FN6. Malum in se is defined as “[a] crime or act that is inherently immoral, such as murder, arson, or rape.” Black's Law Dictionary 1045 (9th ed. 2009).

FN7. Malum prohibitum is defined as “[a]n act that is a crime merely because it is prohibited by statute, although the act itself is not necessarily immoral. Misdemeanors such as jaywalking and running a stoplight are mala prohibita, as are many regulatory violations.” Id.

FN8. Subpart (a)(1) of the statute provides:
(1) with criminal negligence, as defined by Section 6.03, Penal Code, fails to secure the dog and the dog makes an unprovoked attack on another person that occurs at a location other than the owner's real property or in or on the owner's motor vehicle or boat and that causes serious bodily injury, as defined by Section 1.07, Penal Code, or death to the other person....

Tex. Health & Safety Code Ann. § 822.005(a)(1).

FN9. See also definitions of these terms as stated in Black's Law Dictionary, fn. 6, fn. 7.

FN10. Am. Plant Food Corp. v. State, 587 S.W.2d 679 (Tex.Crim.App.1979).

FN11. Owen v. State, 525 S.W.2d 164 (Tex.Crim.App.1975).

FN12. Neill v. State, 154 Tex.Crim. 549, 229 S.W.2d 361, 363 (1950).

FN13. Goodwin v. State, 63 Tex.Crim. 140, 138 S.W. 399, 400 (1911).

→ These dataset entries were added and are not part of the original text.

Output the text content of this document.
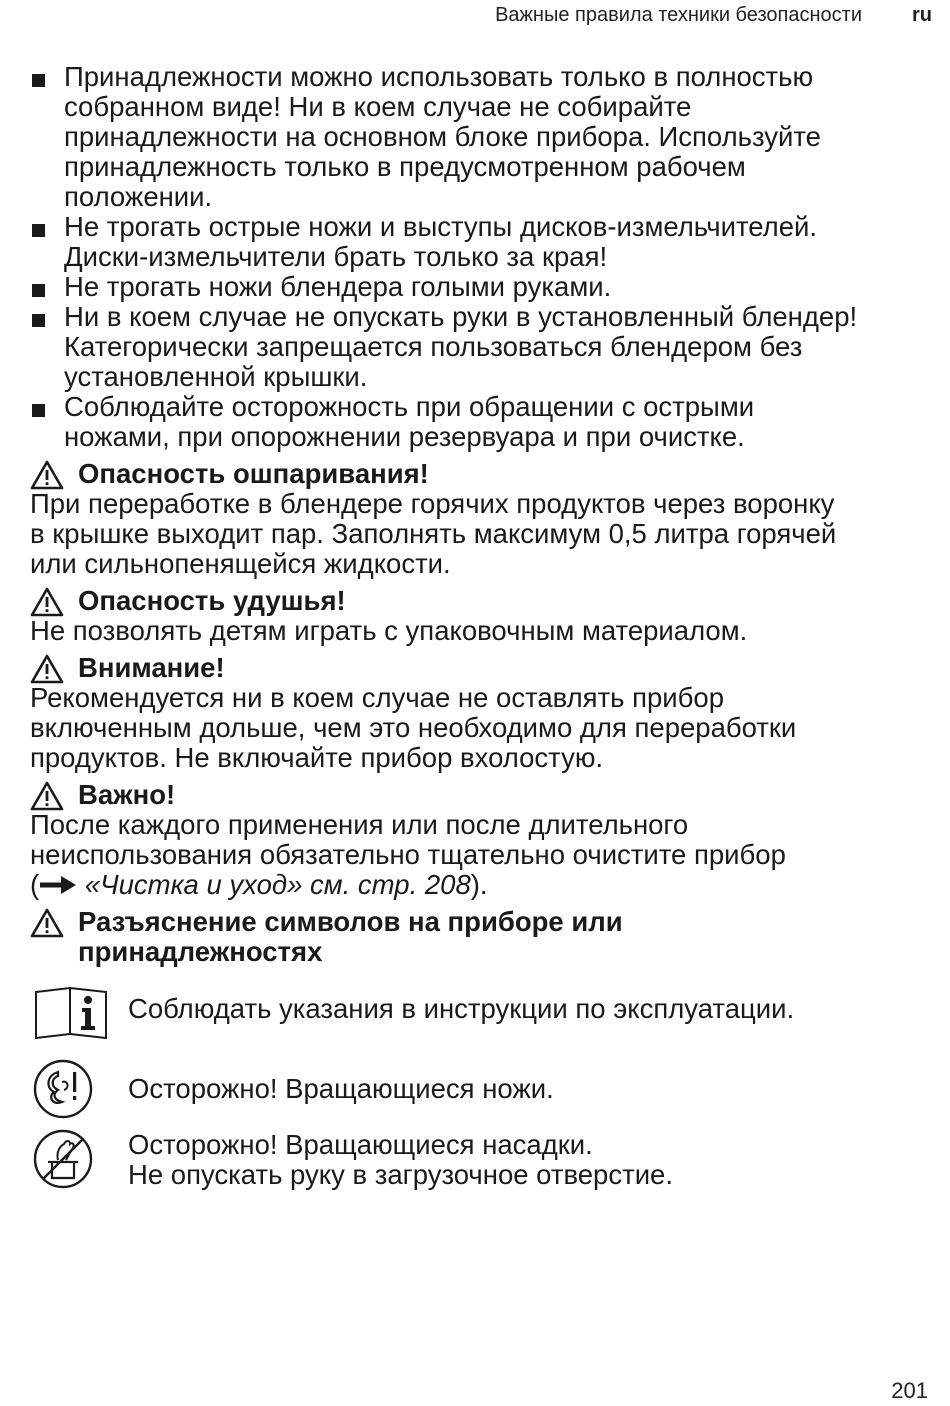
Важные правила техники безопасности	ru
Принадлежности можно использовать только в полностью
собранном виде! Ни в коем случае не собирайте
принадлежности на основном блоке прибора. Используйте
принадлежность только в предусмотренном рабочем
положении.
Не трогать острые ножи и выступы дисков-измельчителей.
Диски-измельчители брать только за края!
Не трогать ножи блендера голыми руками.
Ни в коем случае не опускать руки в установленный блендер!
Категорически запрещается пользоваться блендером без
установленной крышки.
Соблюдайте осторожность при обращении с острыми
ножами, при опорожнении резервуара и при очистке.
Опасность ошпаривания!
При переработке в блендере горячих продуктов через воронку
в крышке выходит пар. Заполнять максимум 0,5 литра горячей
или сильнопенящейся жидкости.
Опасность удушья!
Не позволять детям играть с упаковочным материалом.
Внимание!
Рекомендуется ни в коем случае не оставлять прибор
включенным дольше, чем это необходимо для переработки
продуктов. Не включайте прибор вхолостую.
Важно!
После каждого применения или после длительного
неиспользования обязательно тщательно очистите прибор
( «Чистка и уход» см. стр. 208).
Разъяснение символов на приборе или
принадлежностях
Соблюдать указания в инструкции по эксплуатации.
Осторожно! Вращающиеся ножи.
Осторожно! Вращающиеся насадки.
Не опускать руку в загрузочное отверстие.
201
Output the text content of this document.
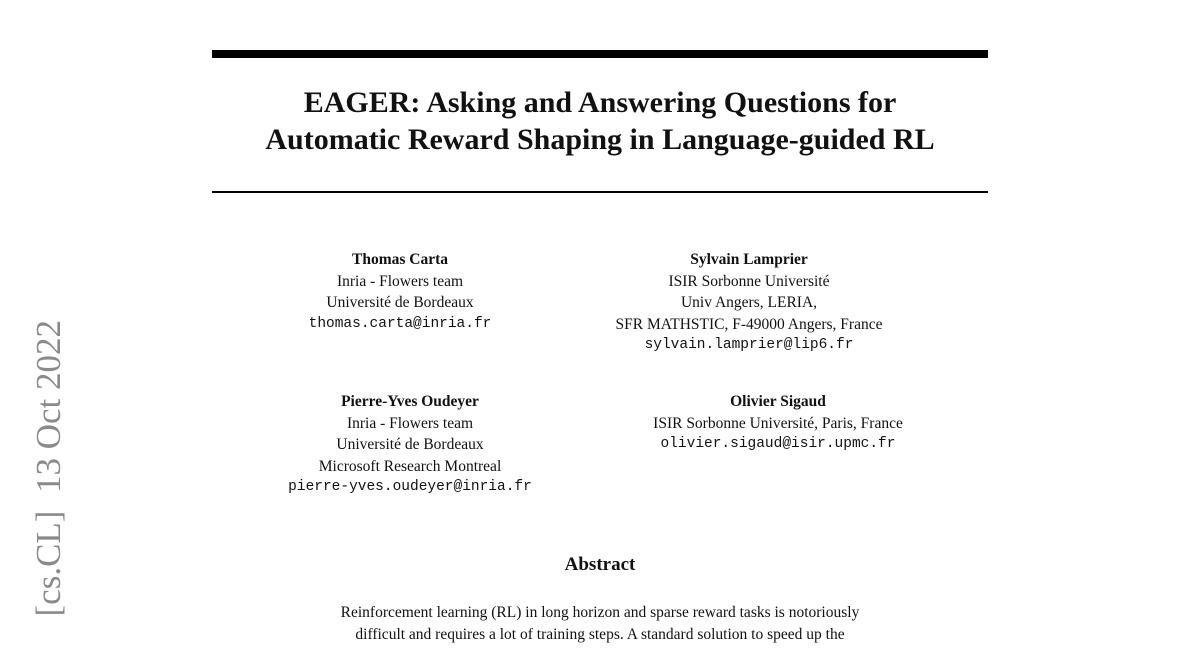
EAGER: Asking and Answering Questions for
Automatic Reward Shaping in Language-guided RL
Thomas Carta
Inria - Flowers team
Université de Bordeaux
thomas.carta@inria.fr
Sylvain Lamprier
ISIR Sorbonne Université
Univ Angers, LERIA,
SFR MATHSTIC, F-49000 Angers, France
sylvain.lamprier@lip6.fr
Pierre-Yves Oudeyer
Inria - Flowers team
Université de Bordeaux
Microsoft Research Montreal
pierre-yves.oudeyer@inria.fr
Olivier Sigaud
ISIR Sorbonne Université, Paris, France
olivier.sigaud@isir.upmc.fr
Abstract
Reinforcement learning (RL) in long horizon and sparse reward tasks is notoriously
difficult and requires a lot of training steps. A standard solution to speed up the
[cs.CL]  13 Oct 2022
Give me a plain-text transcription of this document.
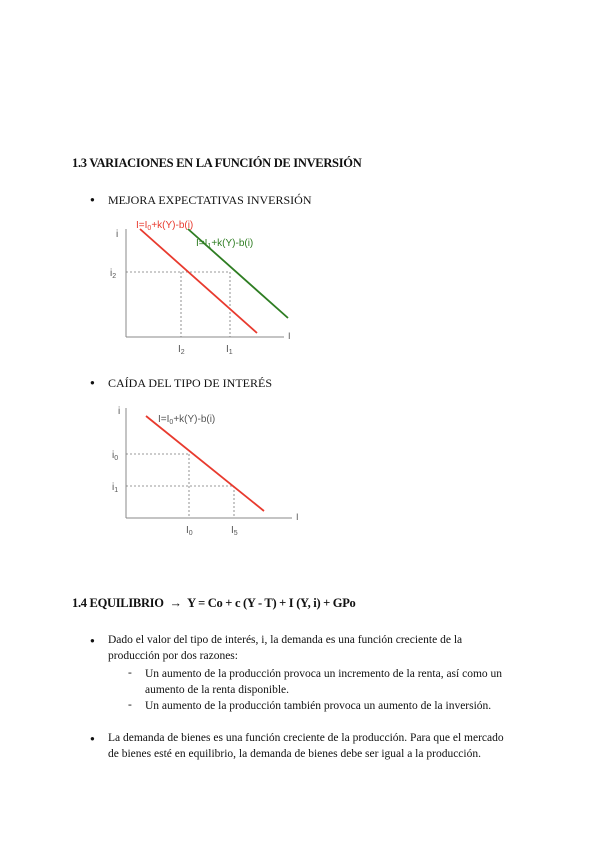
1.3 VARIACIONES EN LA FUNCIÓN DE INVERSIÓN
● MEJORA EXPECTATIVAS INVERSIÓN
i
I
$I=I_0+k(Y)-b(i)$
$I=I_1+k(Y)-b(i)$
$i_2$
$I_2$	$I_1$
● CAÍDA DEL TIPO DE INTERÉS
i
I
$I=I_0+k(Y)-b(i)$
$i_0$
$i_1$
$I_0$	$I_5$
1.4 EQUILIBRIO → Y = Co + c (Y - T) + I (Y, i) + GPo
● Dado el valor del tipo de interés, i, la demanda es una función creciente de la
producción por dos razones:
- Un aumento de la producción provoca un incremento de la renta, así como un
aumento de la renta disponible.
- Un aumento de la producción también provoca un aumento de la inversión.
● La demanda de bienes es una función creciente de la producción. Para que el mercado
de bienes esté en equilibrio, la demanda de bienes debe ser igual a la producción.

FN14. Strict liability statutes protect the public from, among other things, the consequences of drunken driving, the sale of adulterated food, polluted air and water, and speeding. See fn. 10-13.

FN15. See fn. 10-13.

FN16. Section 6.01(a) of the Texas Penal Code provides that “a person commits an offense only if he voluntarily engages in conduct, including an act, an omission, or possession.” Tex. Penal Code Ann. § 6.01(a) (Vernon 2003).

FN17. Section 6.01(c) of the Texas Penal Code provides that a person who fails to perform an act “does not commit an offense unless a law ... provides that the omission is an offense or ... provides that he has a duty to perform the act.” Tex. Penal Code Ann. § 6.01(c) (Vernon 2003).